Somit war Herodes auch aus der Perspektive des jüdischen Volkes, welcher Flavius Josephus weithin verpflichtet ist, ein Exponent der Alterität. Dies erklärt, warum sich gerade jüdische Gelehrte so schwer tun, den König Judäas beziehungsweise der Judäer als ‘König der Juden’ zu erfassen. Am weitesten geht hier Samuel Sandmel, Professor am Hebrew Union College, wenn er den Tyrannen Herodes primär als Psychopathen schildert.

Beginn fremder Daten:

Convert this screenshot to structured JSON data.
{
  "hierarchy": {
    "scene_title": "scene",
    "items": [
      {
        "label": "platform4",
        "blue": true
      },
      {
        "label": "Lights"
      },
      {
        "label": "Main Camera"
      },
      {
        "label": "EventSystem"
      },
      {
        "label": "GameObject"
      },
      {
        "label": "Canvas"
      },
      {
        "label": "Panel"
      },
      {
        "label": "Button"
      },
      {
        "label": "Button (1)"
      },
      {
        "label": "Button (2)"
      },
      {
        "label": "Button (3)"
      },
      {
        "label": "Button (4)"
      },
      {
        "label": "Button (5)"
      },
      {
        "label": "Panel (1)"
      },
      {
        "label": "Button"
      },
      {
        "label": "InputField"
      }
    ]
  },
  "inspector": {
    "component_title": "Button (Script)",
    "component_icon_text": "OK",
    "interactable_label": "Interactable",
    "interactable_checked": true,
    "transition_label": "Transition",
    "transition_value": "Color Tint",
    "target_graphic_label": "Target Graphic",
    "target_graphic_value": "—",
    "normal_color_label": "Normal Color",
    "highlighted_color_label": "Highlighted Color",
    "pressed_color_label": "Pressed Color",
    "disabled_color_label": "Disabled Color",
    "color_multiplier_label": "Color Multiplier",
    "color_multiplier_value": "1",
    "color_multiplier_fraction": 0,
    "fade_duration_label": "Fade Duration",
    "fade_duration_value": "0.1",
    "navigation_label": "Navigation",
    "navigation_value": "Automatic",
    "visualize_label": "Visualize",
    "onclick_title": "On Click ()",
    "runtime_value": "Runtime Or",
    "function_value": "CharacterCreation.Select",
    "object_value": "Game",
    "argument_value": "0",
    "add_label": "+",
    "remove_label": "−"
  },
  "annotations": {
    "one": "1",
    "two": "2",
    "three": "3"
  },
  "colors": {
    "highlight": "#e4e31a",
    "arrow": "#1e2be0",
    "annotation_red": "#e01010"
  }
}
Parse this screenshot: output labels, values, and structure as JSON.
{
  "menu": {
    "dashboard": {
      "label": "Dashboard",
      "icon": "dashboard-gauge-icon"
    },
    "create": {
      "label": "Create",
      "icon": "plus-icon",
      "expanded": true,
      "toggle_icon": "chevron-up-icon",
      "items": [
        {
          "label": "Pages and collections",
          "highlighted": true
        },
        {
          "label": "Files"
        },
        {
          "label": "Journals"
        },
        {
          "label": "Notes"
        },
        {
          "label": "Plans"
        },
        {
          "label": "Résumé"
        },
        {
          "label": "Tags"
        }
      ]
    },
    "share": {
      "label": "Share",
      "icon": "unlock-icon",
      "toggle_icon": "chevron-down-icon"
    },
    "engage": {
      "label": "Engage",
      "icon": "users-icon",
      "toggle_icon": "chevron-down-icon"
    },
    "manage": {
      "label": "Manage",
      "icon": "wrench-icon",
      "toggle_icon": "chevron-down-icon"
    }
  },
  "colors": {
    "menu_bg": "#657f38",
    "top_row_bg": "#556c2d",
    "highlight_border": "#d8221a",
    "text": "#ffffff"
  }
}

Allen Interpretationen gemeinsam ist freilich die Quellengrundlage: die Darstellung der herodianischen Zeit in den beiden Hauptwerken des Flavius Josephus, den Antiquitates Judaeorum (Jüdische Altertümer) und dem Bellum Judaicum (Jüdischer Krieg). Ich habe mich dafür entschieden, diesen Gewährsmann sehr oft direkt zu Wort kommen zu lassen, nicht zuletzt um einen unmittelbaren Eindruck von seinem teilweise deutlich polemischen Stil zu vermitteln. Dabei wird aus dem Jüdischen Krieg (= BJ) zumeist nach der Übersetzung von O. Michel und O. Bauernfeind (1959), seltener nach derjenigen von H. Clementz (um 1900, ND 1923, 1959) zitiert, aus den Jüdischen Altertümern (= AJ) nach der Übersetzung von H. Clementz, die hier wie dort der neuen Rechtschreibung angepasst und, sehr selten, auch sprachlich retouchiert wurde. Statt in Anmerkungen sind die Zitate in ihrem unmittelbaren Kontext belegt durch die Angaben der Buch-, Kapitel-, Absatz- sowie Paragraphenzählung.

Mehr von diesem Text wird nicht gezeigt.